- Church: Malankara Orthodox Syrian Church
- Diocese: Thrissur Diocese
- In office: 1990 – Present

Orders
- Ordination: 23 December 1990 by Patriarch Ignatius Zakka I

Personal details
- Born: 4 July 1954 (age 72) Elakkaranadu, Ernakulam, Kerala

= Yuhanon Meletius =

Malankara Orthodox Syrian Church bishop (born 1954)

Yuhanon Meletius is the metropolitan bishop of the Malankara Orthodox Syrian Church's Thrissur Diocese in India. Following the death of Baselios Marthoma Paulose II in 2021, Meletius was one of the seven members of an administrative council that governed the Malankara Orthodox Syrian Church (MOSC).

==Early life and education==
Yuhanon Meletius was born to Markose and Saramma Murimakkil at Ezhakkaranadu. He attended primary school at Maneed before attending St. Peter's College in Kolenchery, graduating with a degree on Malayalam. He later attended United Theological College in Bangalore for a MTh and Lutheran School of Theology at Chicago for PhD studies. He also studied Syriac at St Aphrem’s Seminary in Damascus.

==Ministry==
Meletius was ordained a deacon in 1973 by Paulose Phelexinos and ordained a priest by Baselios Paulose II, the then-Catholicos of a united Jacobite Syrian Orthodox Church and Malankara Orthodox Syrian Church. He was consecrated as a bishop in Damascus by H.H Mor Ignatius Zakka I Iwas on 23 December 1990 for the Jacobite Syrian Orthodox Church.

On 18 January 2019, clashes erupted between Jacobite and Malanakara Orthodox Christians in front of St. Mary's Church in Puthur, Thrissur, injuring several. Among those injured was Meletius, who was hospitalized. Meletius was also among those listed as accused in police cases against the clashing parties. In total, 70 Jacobite and 30 Orthodox were taken into custody. Meletius claimed that members of the Jacobite faction had tried to enter the church for their religious functions, which he claimed was prohibited by a court order. T. V. Anupama, the district collector, attempted mediation following the clashes and instructed both the Jacobite and Orthodox factions to vacate the church's surroundings, while Meletius accused the local police chief of instigating the Jacobite attempt to enter the church. Meletius was present as Baselios Marthoma Paulose II, the Malankara Catholicos of the East, refused mediation from other Christian denominations in resolving the row in December 2019, which the MOSC declared an internal matter.

Meletius was among those who approved the budgetary needs of the MOSC; in 2020, he was among the functionaries who approved a ₹790 crore annual budget for the church. Following the July 2021 death of Baselios Marthoma Paulose II, Meletius was on the seven-person administrative council that governed the Malankara Orthodox Syrian Church until Baselios Marthoma Mathews III was enthroned in October that year.
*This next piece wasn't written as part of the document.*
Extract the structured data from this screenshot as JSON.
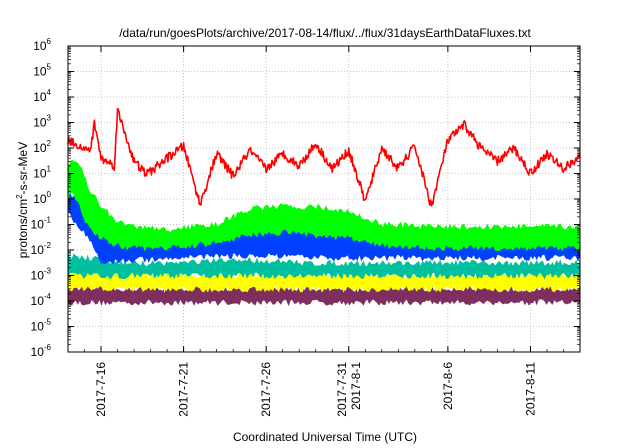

Following the 2021 announcement of the title of director Nadirshah's upcoming film Easho (Malayalam for "Jesus"), Meletius dissented against outrage over the film, saying "Does God require our protection?" in a Facebook post. The statement supporting the film's name was clarified to be his personal position rather than that of the church. He later lamented those who were "whipped up" against the film who "did not do anything" when Jesuit and tribal activist Stan Swamy died in custody.

Meletius has been a critic of "Chrisanghis," Christian sympathizers with the rhetoric of the anti-minority Sangh Parivar and Hindutva. In May 2022, he said "Christians are moving on a suicidal path. I don’t think the Sangh parivar can take the Christians on that easily in Kerala. But I have no doubt that Kerala will also see what we now see in north India." He has encouraged an interfaith closing of ranks akin to that seen during the COVID-19 pandemic in order to combat "extremism". The comments came soon after Stan Swamy died in custody in the Elgar Parishad-Maoist case; Meletius has stated that he believes Swamy was "killed". Meletius has also been a critic of P. C. George, a Poonjar politician who in 2022 Meletius called "opportunistic" and opposed to what Meletius called a majority of Christians who were "peace-loving" and "committed to the core values of India like democracy, freedom." George responded by accusing Meletius of working for the Pinarayi government.